Friday, November 16, 2007

NOTORIOUS BIOTERROR FEAR SALESMAN STUMPS FOR OBAMA: Not the best choice in help

"Former Navy Secretary [under Bill Clinton] Richard Danzig will make stops in South Carolina [today] to talk about U.S. Sen. Barack Obama's plans to keep America safe and restore its international reputation," read a press release from earlier this week.



"Danzig will answer questions from honor students at Myrtle Beach High School Friday afternoon and headline a community gathering at the Horry County Public Library in Conway that evening ... Danzig is the Sam Nunn Prize Fellow in International Security at the Center for Strategic and International Studies. He is also a consultant to the Department of Defense on terrorism, with a focus on bioterrorism."

Your friendly neighborhood GlobalSecurity.Org Senior Fellow informs readers Richard Danzig is many things -- a learned man, a lawyer, a former Rhodes scholar.

What he probably is not, however, is an expert on terrorism in the real world.

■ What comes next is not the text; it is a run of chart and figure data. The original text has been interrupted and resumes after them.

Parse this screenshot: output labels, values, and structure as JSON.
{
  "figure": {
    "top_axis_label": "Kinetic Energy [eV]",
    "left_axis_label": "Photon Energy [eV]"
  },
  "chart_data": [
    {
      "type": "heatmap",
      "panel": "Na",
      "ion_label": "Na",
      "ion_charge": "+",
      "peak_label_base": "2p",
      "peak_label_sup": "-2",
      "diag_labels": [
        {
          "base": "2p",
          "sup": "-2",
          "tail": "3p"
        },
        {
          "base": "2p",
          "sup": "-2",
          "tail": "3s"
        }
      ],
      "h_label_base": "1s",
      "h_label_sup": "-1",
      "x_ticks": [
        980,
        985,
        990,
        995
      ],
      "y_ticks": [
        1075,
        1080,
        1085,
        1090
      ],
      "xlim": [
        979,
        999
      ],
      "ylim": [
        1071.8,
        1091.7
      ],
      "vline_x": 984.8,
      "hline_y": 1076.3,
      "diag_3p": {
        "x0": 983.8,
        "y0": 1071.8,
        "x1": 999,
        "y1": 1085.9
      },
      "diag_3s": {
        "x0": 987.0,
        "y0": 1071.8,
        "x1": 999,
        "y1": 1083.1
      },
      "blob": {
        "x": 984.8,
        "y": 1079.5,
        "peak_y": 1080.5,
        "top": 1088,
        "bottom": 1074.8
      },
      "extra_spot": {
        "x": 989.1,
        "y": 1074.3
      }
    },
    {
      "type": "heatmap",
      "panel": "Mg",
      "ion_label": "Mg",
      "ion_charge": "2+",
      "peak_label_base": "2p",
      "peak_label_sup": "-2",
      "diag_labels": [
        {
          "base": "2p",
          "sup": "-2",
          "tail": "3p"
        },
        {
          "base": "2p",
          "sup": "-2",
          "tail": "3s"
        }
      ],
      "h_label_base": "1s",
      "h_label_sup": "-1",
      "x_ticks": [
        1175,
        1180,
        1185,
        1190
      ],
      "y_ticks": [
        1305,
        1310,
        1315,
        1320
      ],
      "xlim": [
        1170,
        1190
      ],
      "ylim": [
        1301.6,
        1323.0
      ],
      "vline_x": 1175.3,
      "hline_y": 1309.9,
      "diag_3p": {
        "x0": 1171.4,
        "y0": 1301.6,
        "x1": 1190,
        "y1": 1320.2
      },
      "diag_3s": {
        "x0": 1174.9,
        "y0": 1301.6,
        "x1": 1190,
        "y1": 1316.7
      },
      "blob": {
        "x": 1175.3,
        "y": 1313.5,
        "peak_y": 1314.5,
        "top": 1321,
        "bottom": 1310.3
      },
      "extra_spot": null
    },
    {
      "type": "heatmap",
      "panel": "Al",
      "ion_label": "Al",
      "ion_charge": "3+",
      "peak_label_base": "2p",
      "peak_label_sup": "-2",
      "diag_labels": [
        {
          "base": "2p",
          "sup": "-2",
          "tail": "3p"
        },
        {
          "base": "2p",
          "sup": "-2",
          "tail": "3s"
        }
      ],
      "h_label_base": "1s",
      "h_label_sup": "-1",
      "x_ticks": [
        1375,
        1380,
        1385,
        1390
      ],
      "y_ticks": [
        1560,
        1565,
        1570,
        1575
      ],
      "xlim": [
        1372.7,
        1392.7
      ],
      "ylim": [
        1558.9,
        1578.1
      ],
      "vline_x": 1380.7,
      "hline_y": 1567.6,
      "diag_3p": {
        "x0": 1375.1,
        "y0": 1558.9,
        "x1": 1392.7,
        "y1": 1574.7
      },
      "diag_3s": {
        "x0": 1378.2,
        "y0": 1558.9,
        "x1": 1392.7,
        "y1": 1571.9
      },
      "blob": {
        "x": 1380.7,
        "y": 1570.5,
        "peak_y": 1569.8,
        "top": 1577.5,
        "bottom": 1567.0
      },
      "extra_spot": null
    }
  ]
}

During his government tenure under the Clinton administration, Danzig was singlemindely focused on the threat of catastrophic bioterrorism. And the terrorism Danzig was concerned with had nothing to do with what was going on in the real world. It was all about potentials for apocalyptic attacks, the kinds of which have not taken place and which today lack little, if any, resemblance to terrorist threats as they are carried out.

In an analysis of the threat of bioterrorism published by Milton Leitenberg in 2005, the author wrote that potentials for attacks were "grossly oversimplified" during 1997. As they still are today, ten whole years later.

"Former Secretary of the Navy Richard Danzig's 1997 and 1999 papers contain an example," continued Leitenberg.

"[A kilogram] of anthrax, depending on meteorological conditions and means of delivery, has the potential to kill hundreds of thousands of people in a metropolitan area," wrote Danzig [as cited by Leitenberg].

"[Biological] weapons are so potent and cheap ... the technology is readily available ... so many of our enemies have biological warfare capabilities ..." continue some Danzig quotes.

"The years between 1995 and 2000 were characterized then, by -- spurious statistics (hoaxes counted as biological events); unknowable predictions, gross exaggeration of the feasibility of successfully producing biological agents, except in the case of recruitment of highly experience professionals, of which there was still no evidence as of 2000; the apparent continued absence of a thorough threat assessment; and thoughtless, ill-considered, counter-productive and extravagant rhetoric," concluded Leitenberg.

And after 9/11, virtually all attempts at thoughtful analyses of bioterrorism potentials, as well as evaluations of what terrorists might be able to do based upon objective scrutiny of their documents and materials, were overcome in favor of what Leitenberg calls "fact-free analysis."

In the late Nineties, Richard Danzig's advice and counsel on bioterrorism fit under this umbrella. And it would seem that in 2007, he is not particularly well chosen as someone who would explain Barack Obama's "plans to keep America safe [from terrorism] and restore its international reputation."



Danzig to stump for Obama. Press release.

Leitenberg source: Assessing the Biological Weapons and Bioterrorism Threat.